My 29th birthday was Sunday, so it was “Lara’s choice” for Queenstown activity number two. I picked a jet-boating tour in Skipper’s Canyon, way down Skipper’s Road, dubbed New Zealand’s most dangerous road, and off-limits to all rental cars. The drive was down a single-lane dirt road blasted out with black powder from the 1860s-1880s by miners working to create an easy route down to the Shotover River, the world’s biggest gold-producing river until the Yukon hit in Canada. The cliffs along the road are sheer with no guardrails, and passing vehicles must reverse until they can find a passing spot if they meet at an inopportune place. At the peak of the gold rush, about 2000 people lived at the settlement at the end of Skipper’s Road, but they reached it on horseback. Today there are only about 6 residents in the settlement, and they supply all their own power and water for their homes. Jet boating was all it’s cracked up to be—high-speed, shallow water, thrilling spins in close quarters, the whole deal. If you haven’t heard of it, check out the Skipper’s Jet website. We thought it was the best deal for jet boating in Queenstown, because while it’s the same price as the more well-known Shotover Jet, you get the Skipper’s Road tour as part of the deal.
Jet boating Skipper's Canyon
For my birthday dinner, we went out with an American couple, Holly and Dave, from San Diego, whom we’d met on the boat ride. It was Holly’s birthday too, and it was cool to have a little taste of home culture after being away so long. We went to Prime, which is on the lakefront in Queenstown, and I had some very yummy salmon. Jason had a steak. Pricing was very reasonable, so we followed it with some beverages at the Buffalo Club with some folks from our hostel. We didn’t stay out too far past our bedtimes, but it was a perfect day. Thanks to Jason for making it happen so smoothly.
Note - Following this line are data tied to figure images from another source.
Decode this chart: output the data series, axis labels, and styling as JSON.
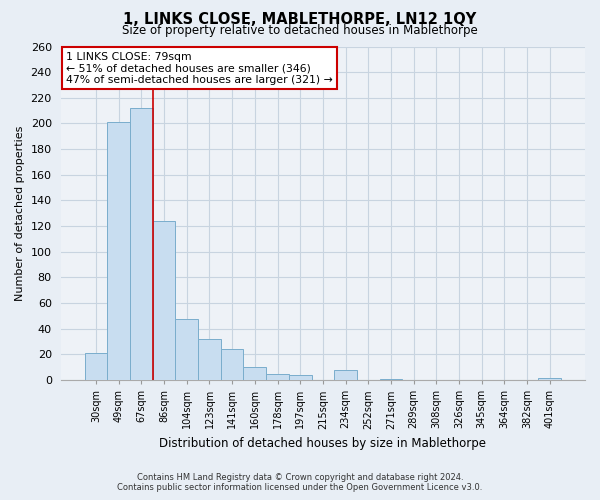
{
  "title": "1, LINKS CLOSE, MABLETHORPE, LN12 1QY",
  "subtitle": "Size of property relative to detached houses in Mablethorpe",
  "xlabel": "Distribution of detached houses by size in Mablethorpe",
  "ylabel": "Number of detached properties",
  "footer_line1": "Contains HM Land Registry data © Crown copyright and database right 2024.",
  "footer_line2": "Contains public sector information licensed under the Open Government Licence v3.0.",
  "bar_labels": [
    "30sqm",
    "49sqm",
    "67sqm",
    "86sqm",
    "104sqm",
    "123sqm",
    "141sqm",
    "160sqm",
    "178sqm",
    "197sqm",
    "215sqm",
    "234sqm",
    "252sqm",
    "271sqm",
    "289sqm",
    "308sqm",
    "326sqm",
    "345sqm",
    "364sqm",
    "382sqm",
    "401sqm"
  ],
  "bar_values": [
    21,
    201,
    212,
    124,
    48,
    32,
    24,
    10,
    5,
    4,
    0,
    8,
    0,
    1,
    0,
    0,
    0,
    0,
    0,
    0,
    2
  ],
  "bar_color": "#c8ddf0",
  "bar_edge_color": "#7aadcc",
  "ylim": [
    0,
    260
  ],
  "yticks": [
    0,
    20,
    40,
    60,
    80,
    100,
    120,
    140,
    160,
    180,
    200,
    220,
    240,
    260
  ],
  "property_line_x": 2.5,
  "property_line_color": "#cc0000",
  "annotation_title": "1 LINKS CLOSE: 79sqm",
  "annotation_line1": "← 51% of detached houses are smaller (346)",
  "annotation_line2": "47% of semi-detached houses are larger (321) →",
  "annotation_box_color": "#ffffff",
  "annotation_box_edge": "#cc0000",
  "background_color": "#e8eef5",
  "plot_bg_color": "#eef2f7",
  "grid_color": "#c8d4e0"
}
On Tuesday we took off early from Queenstown and headed south along the “Southern Scenic Route” to Te Anau, sharing our ride with a Philly boy named Jonathan who was headed down to interview at a lodge in Fiordland. Upon landing in Te Anau, we found out there was a special going on the Milford Wanderer, Real Journeys’ overnight fiord cruise, so we jumped back in the car and booked it to Milford. Road conditions were ideal, with no ice or avalanche warnings in effect, so we made the sometimes 2.5-hour drive in 1.5 hours, giving us 20 minutes to spare before boarding. We had a somewhat clear cruise out last night, but overnight the clouds moved in and this morning’s cruise was hazy and moody. I decided I liked it better that way. The walls look more imposing and there are waterfalls gushing down everywhere sine the rock faces provide no soil for drainage. The food was awesome and though the cabins were cramped, Jason and I ended up being the only ones in our 4-bunk quarters, so we were comfortable and each slept well. We saw endangered Fiordland crested penguins last night and this morning, as well as a dolphin and some sea lions this morning. One sea lion was thrashing a squid around on the surface while eating it, which felt a lot like a National Geographic moment. We had really wanted to go diving while on the fiord with Tawaki Dive, the only operator, but the prices were approaching astronomical. We intend to come back and do this one at the same time we do the glaciers, because we know it’s a once-in-a-lifetime type dive, but this time we opted for the $30 visit to the Deep Underwater Observatory instead. Milford is one of the only places in the world divers can see black and red corals in the wild, because the tannic freshwater layer of water in the fiord filters out most of the sunlight in the salt layer, and the corals think they are deeper than they actually are, making them accessible to divers. The Underwater Observatory has a stairwell that goes 11m underwater and allows visitors to look out into the fiord and see some black corals as well as any wildlife that may be passing by.
Endangered Fiordland crested penguin
We debarked from out cruise at around 10:30 am and drove to Invercargill from there, stopping in Te Anau for lunch. It was a spectacular day of changing landscapes, and has us excited to start our drive to Dunedin along the Catlins Coast in the morning. We plan to get our front brake pads replaced first though, because all this mountain driving has started our wear indicators screeching. Yuck.